Projet de loi de modernisation de la sécurité civile : la FNSPF ne s’accommodera pas de demi-mesures
A la veille de la présentation du projet de loi de modernisation de la sécurité civile dans ses grandes lignes et du début de la grève des sapeurs-pompiers, la Fédération nationale des sapeurs-pompiers de France met la pression sur le gouvernement.

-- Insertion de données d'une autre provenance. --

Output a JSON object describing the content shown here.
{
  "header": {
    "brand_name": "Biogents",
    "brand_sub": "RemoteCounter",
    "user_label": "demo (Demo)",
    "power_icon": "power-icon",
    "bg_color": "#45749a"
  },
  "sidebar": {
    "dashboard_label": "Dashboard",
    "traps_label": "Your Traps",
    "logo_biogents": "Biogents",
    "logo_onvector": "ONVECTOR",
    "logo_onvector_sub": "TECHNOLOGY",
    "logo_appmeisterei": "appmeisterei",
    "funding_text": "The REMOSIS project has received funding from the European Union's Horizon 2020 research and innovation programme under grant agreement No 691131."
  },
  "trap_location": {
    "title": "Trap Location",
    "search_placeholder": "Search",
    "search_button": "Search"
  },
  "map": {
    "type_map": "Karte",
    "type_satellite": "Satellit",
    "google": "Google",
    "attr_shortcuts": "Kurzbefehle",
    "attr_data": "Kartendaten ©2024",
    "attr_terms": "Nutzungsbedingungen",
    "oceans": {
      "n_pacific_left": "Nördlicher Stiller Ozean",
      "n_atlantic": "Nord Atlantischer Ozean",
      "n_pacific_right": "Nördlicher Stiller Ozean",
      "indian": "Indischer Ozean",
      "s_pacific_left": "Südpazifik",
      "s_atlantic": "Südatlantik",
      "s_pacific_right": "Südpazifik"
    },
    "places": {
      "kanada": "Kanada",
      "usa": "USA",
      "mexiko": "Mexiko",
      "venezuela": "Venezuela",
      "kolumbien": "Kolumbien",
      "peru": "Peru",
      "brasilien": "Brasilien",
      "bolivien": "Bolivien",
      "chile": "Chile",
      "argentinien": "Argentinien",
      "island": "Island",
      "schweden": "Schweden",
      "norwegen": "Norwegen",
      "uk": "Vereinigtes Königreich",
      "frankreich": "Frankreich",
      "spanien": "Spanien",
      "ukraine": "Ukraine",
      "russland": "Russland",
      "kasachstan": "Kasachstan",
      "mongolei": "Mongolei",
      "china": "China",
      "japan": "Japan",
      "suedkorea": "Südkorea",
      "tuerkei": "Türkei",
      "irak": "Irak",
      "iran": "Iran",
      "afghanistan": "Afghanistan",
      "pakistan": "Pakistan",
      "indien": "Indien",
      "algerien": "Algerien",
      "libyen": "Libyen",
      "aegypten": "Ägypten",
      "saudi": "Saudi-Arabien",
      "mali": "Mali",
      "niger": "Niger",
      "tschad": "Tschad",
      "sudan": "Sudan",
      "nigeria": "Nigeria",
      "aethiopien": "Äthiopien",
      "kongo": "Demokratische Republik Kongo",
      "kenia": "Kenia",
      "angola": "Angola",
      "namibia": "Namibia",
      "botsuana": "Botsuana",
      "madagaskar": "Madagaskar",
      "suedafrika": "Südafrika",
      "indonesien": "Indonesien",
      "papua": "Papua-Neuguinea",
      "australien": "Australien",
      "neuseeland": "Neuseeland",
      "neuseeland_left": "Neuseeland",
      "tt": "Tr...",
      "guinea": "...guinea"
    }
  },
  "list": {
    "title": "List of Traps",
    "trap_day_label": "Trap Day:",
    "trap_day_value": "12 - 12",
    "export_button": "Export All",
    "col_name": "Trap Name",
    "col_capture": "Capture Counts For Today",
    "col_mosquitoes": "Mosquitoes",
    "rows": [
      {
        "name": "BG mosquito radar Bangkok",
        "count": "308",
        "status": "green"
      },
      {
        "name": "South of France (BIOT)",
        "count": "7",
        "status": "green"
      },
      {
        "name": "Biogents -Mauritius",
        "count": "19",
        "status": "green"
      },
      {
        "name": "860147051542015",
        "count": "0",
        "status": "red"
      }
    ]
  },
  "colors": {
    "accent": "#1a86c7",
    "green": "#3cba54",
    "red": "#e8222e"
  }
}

© Sebastien ORTOLA- REA/ Lège-Cap-Ferret le 24 juillet
A la veille de la présentation aux syndicats de sapeurs-pompiers du projet de loi de modernisation de la sécurité civile, la Fédération nationale des sapeurs-pompiers de France (FNSPF) annonce la couleur : "si les réponses ne sont pas à la hauteur de l’engagement des sapeurs-pompiers, il faudra en tirer toutes les conséquences", prévient-elle, alors qu’une intersyndicale de neuf syndicats a déposé un préavis de grève du 8 septembre au 20 octobre (lire notre article). "Une loi de modernisation ne peut pas se contenter de moderniser les mots. Elle doit changer la réalité", souligne la fédération, dans un communiqué du 7 septembre, alors que ce texte issu de la vaste concertation du "Beauvau de la sécurité civile" a fait naître beaucoup d’attentes. Surtout après un été particulièrement éprouvant pour les sapeurs-pompiers mobilisés par des incendies d’une ampleur exceptionnelle. "Alors que les tensions sont déjà fortes dans les casernes, un rendez-vous manqué ne les apaiserait pas. Il pourrait au contraire renforcer la mobilisation de toute la communauté des sapeurs-pompiers", estime-t-elle. Mi-août, les syndicats réunis en intersyndicale ont déjà annoncé un journée de mobilisation le 29 septembre. Ils tiendront une conférence de presse ce mardi.
"Un texte sans avancées structurelles serait incompréhensible"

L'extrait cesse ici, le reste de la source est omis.